Engineer Fred, who spent his whole year around prisons (his father worked there), offers to design a better electric chair. He does, it works. Fred proclaims himself an electric chair expert, makes more chairs for other states. Soon he’s got contracts for a gallows, a lethal injection machine, and a gas chamber. Fred proclaims himself an expert at all execution apparatuses. Soon he is asked to join the legal defense team of a holocaust denier and travel to Auschwitz to determine whether there were gas chambers present.
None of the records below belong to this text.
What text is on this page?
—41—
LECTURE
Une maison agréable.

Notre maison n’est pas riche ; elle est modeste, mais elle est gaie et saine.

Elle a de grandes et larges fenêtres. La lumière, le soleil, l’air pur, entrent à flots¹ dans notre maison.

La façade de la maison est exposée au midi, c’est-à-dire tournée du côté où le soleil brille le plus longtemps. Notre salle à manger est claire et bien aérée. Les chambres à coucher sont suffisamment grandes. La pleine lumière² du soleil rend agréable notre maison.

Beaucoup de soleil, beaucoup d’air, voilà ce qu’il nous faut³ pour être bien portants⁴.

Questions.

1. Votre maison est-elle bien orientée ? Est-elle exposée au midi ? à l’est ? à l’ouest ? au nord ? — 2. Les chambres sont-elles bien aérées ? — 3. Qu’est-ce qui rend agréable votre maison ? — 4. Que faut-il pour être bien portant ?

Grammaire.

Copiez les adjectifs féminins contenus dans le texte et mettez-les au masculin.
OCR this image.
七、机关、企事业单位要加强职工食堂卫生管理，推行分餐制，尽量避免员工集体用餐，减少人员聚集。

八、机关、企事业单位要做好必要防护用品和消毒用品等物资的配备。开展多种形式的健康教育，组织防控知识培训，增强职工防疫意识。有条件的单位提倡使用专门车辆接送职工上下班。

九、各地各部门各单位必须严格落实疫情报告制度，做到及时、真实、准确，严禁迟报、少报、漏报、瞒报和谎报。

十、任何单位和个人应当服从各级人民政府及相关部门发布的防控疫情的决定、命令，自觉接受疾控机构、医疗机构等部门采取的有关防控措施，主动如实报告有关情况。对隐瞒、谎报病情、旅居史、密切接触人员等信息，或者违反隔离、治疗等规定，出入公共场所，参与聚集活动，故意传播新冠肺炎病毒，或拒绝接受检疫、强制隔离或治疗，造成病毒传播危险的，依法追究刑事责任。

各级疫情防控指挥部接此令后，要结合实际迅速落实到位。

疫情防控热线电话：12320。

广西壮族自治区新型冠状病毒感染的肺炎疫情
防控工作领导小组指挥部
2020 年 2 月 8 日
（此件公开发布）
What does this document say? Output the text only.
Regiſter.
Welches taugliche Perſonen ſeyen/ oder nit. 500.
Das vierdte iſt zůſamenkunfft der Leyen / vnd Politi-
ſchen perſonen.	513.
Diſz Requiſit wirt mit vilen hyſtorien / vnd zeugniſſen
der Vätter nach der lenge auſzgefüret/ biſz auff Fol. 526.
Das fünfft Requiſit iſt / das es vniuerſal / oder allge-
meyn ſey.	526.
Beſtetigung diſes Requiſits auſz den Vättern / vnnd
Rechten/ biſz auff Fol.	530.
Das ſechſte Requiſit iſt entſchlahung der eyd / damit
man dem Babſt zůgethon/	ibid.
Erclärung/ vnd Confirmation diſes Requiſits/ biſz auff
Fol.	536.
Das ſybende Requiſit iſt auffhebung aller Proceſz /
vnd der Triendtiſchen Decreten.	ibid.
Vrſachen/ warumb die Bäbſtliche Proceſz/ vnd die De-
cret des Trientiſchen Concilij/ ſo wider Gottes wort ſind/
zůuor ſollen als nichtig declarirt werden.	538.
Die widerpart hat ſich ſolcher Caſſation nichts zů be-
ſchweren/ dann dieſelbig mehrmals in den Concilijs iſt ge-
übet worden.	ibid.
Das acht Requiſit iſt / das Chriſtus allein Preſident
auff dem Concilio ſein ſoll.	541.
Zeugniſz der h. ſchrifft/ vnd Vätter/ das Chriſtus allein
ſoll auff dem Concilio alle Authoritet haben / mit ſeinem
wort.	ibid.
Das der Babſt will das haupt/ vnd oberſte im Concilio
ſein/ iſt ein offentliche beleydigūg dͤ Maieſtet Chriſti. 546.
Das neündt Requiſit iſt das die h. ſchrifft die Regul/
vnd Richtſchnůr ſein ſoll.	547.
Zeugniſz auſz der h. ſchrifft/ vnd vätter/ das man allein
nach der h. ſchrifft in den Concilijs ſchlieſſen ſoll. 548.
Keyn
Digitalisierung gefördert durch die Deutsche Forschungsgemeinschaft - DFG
Not knowing a goddamned thing about history or chemistry, Fred goes to Auschwitz and looks around, does some severely flawed chemical tests looking for arsenic, and notes that these buildings (in their ruined 1990′s state) don’t even have DOORS! You can’t very well expect to contain poison gas without doors. So Fred decides that since he is an expert at all matters concerning execution, and since he doesn’t see how there could’ve been gas chambers here, the holocaust must’ve not happened. Suddenly nobody wants to be associated with Fred, so he stops getting engineering contracts and instead gets lawsuits and offers to speak at neo-nazi gatherings.

Kind of a sad movie, about death and denial. Morris uses re-enactments to dramatize Fred’s career, provide some visuals to all the interviews… which is fine, but I could’ve done with about ten minutes less slow-motion footage of chiseling bits off walls at Auschwitz. I liked it – Katy did too.